I need to understand why give this error message "stop working". Here is my code.
#include <stdio.h>
struct student{
int id;
char name[20];
char *title;
};
int main()
{
struct student *st;
st->id = 23;
//st->name = "shaib";
st->title = "title";
printf ("%d", st->id);
printf ("%s", st->title);
return 0;
}
You define a pointer but it is not init, so is Undefined Behavior.
You can create a space in heap memory using malloc function.
int main()
{
struct student *st = malloc(sizeof(struct student));
if ( st != NULL)
{
st->id = 23;
..
}
else
{
fprintf(stderr, "No space for variable\n");
}
free(st);
return 0;
}
As you can see, each time you allocate memory with malloc you are responsible for freeing it. Otherwise you have memory leak
Second problem is that
st->name = "shaib";
is not the way you fill an array with a C-String.
You can achieve it with:
strcpy(st->name, "shaib");
So, you need to allocate some memory for your new struct:
1) Add a #include in order to...
2) Replace the struct declaration for a malloc()

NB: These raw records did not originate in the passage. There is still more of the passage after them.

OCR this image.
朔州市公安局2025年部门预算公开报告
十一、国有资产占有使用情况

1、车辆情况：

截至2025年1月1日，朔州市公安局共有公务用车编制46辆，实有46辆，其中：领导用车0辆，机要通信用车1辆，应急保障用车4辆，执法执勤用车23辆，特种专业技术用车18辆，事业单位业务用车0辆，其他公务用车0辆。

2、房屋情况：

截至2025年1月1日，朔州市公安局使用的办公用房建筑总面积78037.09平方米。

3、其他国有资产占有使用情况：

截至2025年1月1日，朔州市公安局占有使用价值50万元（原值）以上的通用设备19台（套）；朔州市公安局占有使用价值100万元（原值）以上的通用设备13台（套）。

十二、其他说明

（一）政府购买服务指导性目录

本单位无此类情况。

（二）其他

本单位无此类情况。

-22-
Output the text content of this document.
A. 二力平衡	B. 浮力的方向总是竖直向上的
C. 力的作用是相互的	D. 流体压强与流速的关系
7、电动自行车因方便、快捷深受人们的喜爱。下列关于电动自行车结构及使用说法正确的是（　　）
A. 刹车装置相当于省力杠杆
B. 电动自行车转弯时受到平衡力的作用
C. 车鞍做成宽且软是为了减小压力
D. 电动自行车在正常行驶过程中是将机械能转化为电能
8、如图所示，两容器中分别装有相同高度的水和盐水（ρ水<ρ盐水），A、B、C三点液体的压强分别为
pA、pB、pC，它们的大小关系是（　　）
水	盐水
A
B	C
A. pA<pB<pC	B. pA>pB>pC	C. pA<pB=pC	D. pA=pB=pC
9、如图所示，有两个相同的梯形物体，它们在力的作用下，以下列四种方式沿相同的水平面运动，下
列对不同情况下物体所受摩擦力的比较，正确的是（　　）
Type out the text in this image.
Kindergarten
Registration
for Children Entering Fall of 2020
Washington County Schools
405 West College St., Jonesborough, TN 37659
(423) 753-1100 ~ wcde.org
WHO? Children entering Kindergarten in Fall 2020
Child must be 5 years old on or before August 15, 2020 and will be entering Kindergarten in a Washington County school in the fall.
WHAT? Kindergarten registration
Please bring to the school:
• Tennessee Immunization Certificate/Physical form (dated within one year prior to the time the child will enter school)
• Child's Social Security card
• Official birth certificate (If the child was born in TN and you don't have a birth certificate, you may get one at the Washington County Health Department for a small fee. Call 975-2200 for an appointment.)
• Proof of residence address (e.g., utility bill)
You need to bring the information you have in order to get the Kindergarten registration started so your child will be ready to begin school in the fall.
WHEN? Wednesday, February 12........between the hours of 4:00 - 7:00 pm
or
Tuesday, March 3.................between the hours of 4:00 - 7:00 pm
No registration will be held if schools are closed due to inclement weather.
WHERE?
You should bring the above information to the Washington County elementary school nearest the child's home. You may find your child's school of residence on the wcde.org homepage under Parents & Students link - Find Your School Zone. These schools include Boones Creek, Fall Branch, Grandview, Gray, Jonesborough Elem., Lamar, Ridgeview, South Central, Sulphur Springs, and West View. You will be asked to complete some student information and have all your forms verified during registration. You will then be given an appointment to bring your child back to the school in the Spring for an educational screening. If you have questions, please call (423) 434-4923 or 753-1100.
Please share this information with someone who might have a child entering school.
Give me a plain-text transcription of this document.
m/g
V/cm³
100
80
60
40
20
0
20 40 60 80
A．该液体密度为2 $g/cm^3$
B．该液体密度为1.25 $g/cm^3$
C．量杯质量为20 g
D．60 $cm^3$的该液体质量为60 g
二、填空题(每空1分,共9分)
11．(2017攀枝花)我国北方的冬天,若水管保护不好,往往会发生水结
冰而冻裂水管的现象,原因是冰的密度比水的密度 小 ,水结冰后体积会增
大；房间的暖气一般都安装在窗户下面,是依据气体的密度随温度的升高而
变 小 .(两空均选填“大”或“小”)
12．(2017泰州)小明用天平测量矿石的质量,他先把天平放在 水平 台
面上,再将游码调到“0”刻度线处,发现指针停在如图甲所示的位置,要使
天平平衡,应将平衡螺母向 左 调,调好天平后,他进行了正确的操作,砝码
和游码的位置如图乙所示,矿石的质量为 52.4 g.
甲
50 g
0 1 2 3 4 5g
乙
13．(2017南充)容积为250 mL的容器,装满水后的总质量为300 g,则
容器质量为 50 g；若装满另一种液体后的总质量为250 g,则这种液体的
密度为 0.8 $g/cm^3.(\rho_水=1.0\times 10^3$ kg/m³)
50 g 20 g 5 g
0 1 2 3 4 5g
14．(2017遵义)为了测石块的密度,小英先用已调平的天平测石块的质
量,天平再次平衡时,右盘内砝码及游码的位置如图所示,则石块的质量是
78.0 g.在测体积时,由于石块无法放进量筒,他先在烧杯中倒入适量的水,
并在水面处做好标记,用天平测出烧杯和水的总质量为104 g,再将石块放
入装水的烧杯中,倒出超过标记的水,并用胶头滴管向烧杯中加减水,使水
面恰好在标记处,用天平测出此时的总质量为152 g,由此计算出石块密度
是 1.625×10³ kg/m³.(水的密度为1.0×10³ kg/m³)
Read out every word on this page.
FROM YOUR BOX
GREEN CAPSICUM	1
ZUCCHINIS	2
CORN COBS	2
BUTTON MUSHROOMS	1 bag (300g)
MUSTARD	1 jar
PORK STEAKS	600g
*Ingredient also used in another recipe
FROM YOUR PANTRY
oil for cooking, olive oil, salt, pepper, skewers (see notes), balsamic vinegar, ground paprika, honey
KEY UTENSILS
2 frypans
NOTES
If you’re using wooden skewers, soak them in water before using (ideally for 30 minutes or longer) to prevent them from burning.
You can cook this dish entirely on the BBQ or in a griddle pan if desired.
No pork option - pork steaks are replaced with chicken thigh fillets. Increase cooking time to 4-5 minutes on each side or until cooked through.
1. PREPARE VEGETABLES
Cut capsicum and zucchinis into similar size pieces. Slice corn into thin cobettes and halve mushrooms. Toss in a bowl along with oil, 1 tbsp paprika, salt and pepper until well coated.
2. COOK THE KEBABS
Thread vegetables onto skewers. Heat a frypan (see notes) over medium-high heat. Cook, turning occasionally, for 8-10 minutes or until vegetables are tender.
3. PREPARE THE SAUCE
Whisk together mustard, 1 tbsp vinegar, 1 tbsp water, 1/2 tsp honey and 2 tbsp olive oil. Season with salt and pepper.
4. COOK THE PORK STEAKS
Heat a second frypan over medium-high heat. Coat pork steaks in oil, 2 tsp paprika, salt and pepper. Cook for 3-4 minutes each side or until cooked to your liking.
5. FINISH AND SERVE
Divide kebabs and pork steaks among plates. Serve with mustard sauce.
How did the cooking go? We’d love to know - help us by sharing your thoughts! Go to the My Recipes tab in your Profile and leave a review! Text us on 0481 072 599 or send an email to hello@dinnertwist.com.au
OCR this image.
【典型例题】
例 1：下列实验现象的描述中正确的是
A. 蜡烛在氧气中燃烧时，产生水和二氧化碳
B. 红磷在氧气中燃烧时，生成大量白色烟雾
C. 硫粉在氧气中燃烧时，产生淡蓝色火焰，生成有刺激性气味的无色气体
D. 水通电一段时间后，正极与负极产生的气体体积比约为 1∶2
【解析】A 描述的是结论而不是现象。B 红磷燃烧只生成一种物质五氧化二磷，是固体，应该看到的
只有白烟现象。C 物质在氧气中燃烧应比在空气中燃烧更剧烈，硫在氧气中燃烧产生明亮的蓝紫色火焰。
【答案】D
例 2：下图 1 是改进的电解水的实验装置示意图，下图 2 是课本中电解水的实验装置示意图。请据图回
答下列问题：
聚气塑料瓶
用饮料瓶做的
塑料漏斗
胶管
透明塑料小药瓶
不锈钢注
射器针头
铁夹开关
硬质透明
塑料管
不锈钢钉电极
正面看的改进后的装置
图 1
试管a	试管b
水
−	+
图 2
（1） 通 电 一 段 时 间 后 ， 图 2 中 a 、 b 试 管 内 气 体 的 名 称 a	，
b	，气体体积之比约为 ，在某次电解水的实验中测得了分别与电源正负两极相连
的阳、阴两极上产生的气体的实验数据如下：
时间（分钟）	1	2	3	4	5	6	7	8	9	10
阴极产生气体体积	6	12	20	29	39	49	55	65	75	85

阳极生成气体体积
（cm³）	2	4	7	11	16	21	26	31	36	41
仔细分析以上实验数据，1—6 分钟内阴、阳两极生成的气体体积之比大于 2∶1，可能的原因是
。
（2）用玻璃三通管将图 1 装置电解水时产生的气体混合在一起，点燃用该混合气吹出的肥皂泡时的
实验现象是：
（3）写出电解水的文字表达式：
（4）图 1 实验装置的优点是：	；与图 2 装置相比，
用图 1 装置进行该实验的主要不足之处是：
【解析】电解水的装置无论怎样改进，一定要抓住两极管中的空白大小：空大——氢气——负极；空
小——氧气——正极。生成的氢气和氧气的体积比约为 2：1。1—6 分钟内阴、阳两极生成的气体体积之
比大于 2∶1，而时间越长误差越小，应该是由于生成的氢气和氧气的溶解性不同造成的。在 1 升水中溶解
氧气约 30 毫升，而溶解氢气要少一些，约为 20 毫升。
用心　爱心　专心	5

Tip: use a better format for your print outputs with \t and \n
Here's the working code:
#include <stdio.h>
#include <stdlib.h>
struct student{
int id;
char name[20];
char *title;
};
int main()
{
struct student *st = malloc(sizeof (struct student));
st->id = 23;
//st->name = "shaib";
st->title = "title";
printf ("%d\t", st->id);
printf ("%s\n", st->title);
return 0;
}
You're creating a pointer to the student structure, but you're not setting it to point to anything.
You'll need to allocate memory for st (the student structure) before you can use it.
You are not allocating memory for st.
You can do it like this: st = malloc(sizeof (student));